Israel Book Shop presents Chapter 21 of a new online serial novel, Divided Attention, by Esther Rapaport. Check back for a new chapter every Thursday or Friday. Click here for previous chapters.
Copyright © 2010 by Israel Bookshop Publications
Reb Nechemia patrolled the noisy yard, enjoying the sound of the children playing and the blowing breeze. He smiled when his eyes fell on the bearded man. “Oh, Reb Baruch. I wanted to speak to you quietly for a few minutes.”
“Quietly?” The cacophony around them hardly fit that description. Baruch Perlmutter smiled.
“Quiet, noise, it doesn’t really matter. As long as we can both speak, that’s fine.”
They moved closer to the wall of the building. Reb Baruch looked at the tree, which stood sentry beside them. “What do the police say, Rabbi Paksher?”
“The police? They say…all sorts of things. Nu, it’s not the police we trust. How’s your new student doing? Have you taken a look at his bruise?”
Perlmutter’s face grew serious. “You can’t miss it. I asked him about it, but he insisted that it was just a bump from the wall and nothing else.”
“Does that make sense to you?”
Reb Baruch mulled the question over for a minute. “I think so,” he said slowly. “It didn’t look like he was hiding anything. But that’s not all.”
“Meaning?” The principal stroked his beard.

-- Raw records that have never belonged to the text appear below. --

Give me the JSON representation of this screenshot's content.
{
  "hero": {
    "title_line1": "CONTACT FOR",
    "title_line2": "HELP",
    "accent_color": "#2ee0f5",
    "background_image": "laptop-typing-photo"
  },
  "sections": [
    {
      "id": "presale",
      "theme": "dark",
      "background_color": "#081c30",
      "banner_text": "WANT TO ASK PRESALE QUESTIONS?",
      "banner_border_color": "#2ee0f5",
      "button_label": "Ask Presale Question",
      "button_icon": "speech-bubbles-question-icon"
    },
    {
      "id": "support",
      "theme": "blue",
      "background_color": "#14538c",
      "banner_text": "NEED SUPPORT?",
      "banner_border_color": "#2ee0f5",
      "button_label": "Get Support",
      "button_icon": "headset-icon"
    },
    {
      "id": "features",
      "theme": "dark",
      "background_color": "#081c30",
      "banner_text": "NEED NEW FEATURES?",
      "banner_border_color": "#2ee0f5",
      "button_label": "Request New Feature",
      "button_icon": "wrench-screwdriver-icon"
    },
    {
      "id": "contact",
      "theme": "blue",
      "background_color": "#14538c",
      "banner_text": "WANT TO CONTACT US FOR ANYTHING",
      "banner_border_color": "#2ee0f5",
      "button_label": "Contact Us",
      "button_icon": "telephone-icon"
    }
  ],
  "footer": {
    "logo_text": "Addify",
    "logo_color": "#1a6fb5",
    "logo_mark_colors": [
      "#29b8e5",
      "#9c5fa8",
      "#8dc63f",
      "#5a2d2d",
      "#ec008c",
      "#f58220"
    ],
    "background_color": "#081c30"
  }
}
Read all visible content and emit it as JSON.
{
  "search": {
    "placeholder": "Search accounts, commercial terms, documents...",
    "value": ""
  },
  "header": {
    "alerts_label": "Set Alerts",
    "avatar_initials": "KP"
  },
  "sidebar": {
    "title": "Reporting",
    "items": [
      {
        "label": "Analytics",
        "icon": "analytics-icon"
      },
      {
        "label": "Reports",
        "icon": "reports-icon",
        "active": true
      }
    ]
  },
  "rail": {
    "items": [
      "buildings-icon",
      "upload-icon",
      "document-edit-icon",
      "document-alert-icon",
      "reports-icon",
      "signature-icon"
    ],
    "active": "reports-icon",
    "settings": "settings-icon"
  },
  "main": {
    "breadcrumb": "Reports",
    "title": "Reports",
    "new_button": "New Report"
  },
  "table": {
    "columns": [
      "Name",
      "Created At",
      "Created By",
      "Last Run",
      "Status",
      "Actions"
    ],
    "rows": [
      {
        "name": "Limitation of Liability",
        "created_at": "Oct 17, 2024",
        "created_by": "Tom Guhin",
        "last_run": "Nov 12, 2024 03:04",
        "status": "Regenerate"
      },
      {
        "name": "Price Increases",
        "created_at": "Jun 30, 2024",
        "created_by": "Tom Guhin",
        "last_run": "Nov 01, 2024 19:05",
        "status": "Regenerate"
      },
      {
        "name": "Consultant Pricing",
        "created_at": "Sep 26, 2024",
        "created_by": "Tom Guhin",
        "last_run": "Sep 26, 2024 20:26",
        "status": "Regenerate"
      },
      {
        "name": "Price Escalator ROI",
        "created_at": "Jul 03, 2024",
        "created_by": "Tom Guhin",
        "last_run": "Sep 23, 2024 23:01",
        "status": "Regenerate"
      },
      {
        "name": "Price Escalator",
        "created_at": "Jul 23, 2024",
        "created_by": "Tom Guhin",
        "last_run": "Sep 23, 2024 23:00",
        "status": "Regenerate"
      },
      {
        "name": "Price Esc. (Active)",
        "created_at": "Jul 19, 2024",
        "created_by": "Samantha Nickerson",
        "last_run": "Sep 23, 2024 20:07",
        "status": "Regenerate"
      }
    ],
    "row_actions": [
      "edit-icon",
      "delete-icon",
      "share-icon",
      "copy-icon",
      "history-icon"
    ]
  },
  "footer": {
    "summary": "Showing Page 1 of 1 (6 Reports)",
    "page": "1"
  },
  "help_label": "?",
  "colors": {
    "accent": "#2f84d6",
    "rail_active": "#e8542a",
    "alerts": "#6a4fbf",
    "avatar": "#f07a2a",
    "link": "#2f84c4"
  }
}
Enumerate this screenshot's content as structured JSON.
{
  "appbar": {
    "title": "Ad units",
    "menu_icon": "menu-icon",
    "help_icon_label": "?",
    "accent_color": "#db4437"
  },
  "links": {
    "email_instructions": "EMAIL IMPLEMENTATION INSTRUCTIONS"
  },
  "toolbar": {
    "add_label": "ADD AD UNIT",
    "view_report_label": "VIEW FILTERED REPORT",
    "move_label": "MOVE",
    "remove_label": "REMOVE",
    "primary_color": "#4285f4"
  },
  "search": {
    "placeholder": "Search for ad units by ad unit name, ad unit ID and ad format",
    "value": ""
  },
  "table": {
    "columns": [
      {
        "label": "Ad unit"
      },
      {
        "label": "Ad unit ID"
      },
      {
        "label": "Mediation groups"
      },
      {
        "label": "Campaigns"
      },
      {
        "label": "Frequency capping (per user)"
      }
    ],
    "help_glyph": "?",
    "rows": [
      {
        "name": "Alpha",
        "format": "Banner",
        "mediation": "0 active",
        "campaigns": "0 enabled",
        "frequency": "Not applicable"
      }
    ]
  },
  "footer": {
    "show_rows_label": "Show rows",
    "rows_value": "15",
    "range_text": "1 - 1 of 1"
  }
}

His expression turned grim as he heard the rest of the story. “How did you react?” he asked the teacher.
“At first I was very surprised. After all, until now, he was such a quiet boy. I haven’t had any chutzpah or discipline problems with him, and except for a few normal spats with his classmates, things have been very smooth.”
“Spats? Including hitting?”
“Yes. And he sure is good at that.”
The principal folded his arms. “And what did you do this time?”
“I decided not to ignore it, of course, but not to make too big a deal of it either.”
“Smart move,” the principal said, his hand never leaving his beard.
“And I asked him to bring a note from his parents.”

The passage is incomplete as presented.